En la sección Drogamor dije que la clave para escapar es usar la decactetización hasta que el caso esté debidamente ‘elaborado’, o sea, listo para su cierre sin dejar cabos sueltos que nos persigan de por vida.
Pero como eso parece no haber sido suficiente, por cuanto se me piden explicaciones más detalladas, voy a contar, de forma muy, pero muy resumida, cómo logré zafarme del drogamor la cuarta vez que caí en él, pues fue para esa vez, y no para las tres anteriores, cuando ya sabía qué hacer para salvarme. Antes, ni siquiera había acuñado yo la palabra ‘drogamor’.

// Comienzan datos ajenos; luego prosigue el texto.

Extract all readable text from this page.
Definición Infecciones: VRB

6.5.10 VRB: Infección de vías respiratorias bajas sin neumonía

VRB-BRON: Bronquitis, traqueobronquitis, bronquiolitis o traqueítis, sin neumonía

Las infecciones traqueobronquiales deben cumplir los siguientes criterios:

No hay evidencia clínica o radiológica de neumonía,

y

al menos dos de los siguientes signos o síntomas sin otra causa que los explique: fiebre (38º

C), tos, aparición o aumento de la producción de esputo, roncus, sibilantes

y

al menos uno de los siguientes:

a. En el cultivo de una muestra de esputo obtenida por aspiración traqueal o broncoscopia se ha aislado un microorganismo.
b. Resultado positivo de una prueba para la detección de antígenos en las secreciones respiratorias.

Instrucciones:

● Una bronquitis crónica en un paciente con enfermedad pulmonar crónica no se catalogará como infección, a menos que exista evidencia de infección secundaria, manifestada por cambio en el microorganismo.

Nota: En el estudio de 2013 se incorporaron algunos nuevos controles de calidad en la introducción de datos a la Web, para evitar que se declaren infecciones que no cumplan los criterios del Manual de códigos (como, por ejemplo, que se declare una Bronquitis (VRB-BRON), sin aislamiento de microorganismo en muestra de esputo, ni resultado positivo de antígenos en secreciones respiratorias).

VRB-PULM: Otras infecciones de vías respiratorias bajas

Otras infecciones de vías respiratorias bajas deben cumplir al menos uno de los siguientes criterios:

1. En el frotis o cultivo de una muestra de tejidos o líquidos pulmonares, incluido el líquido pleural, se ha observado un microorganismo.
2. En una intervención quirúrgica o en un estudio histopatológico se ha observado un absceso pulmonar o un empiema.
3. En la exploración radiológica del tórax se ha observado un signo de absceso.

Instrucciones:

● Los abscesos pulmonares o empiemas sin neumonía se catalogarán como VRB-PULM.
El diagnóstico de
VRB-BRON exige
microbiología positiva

La historia —verídica, aunque he cambiado nombres de personas hechos y lugares— ocurrió hace 25 años, y aquí la reduzco sólo a los hechos y palabras relevantes para el fin mencionado, o sea, para ilustrar cómo detectar que se está drogamorado, y cómo aplicar la decactetización. Y la magnitud de tal reducción sólo puede apreciarse cuando se sabe que el caso al que apliqué con éxito la decactetización me tomó nada menos que 3 años y 9 meses de mi vida (exactamente 1.341 días). Tuve buen cuidado de anotar las fechas, porque eso ayuda para el proceso de decactetización.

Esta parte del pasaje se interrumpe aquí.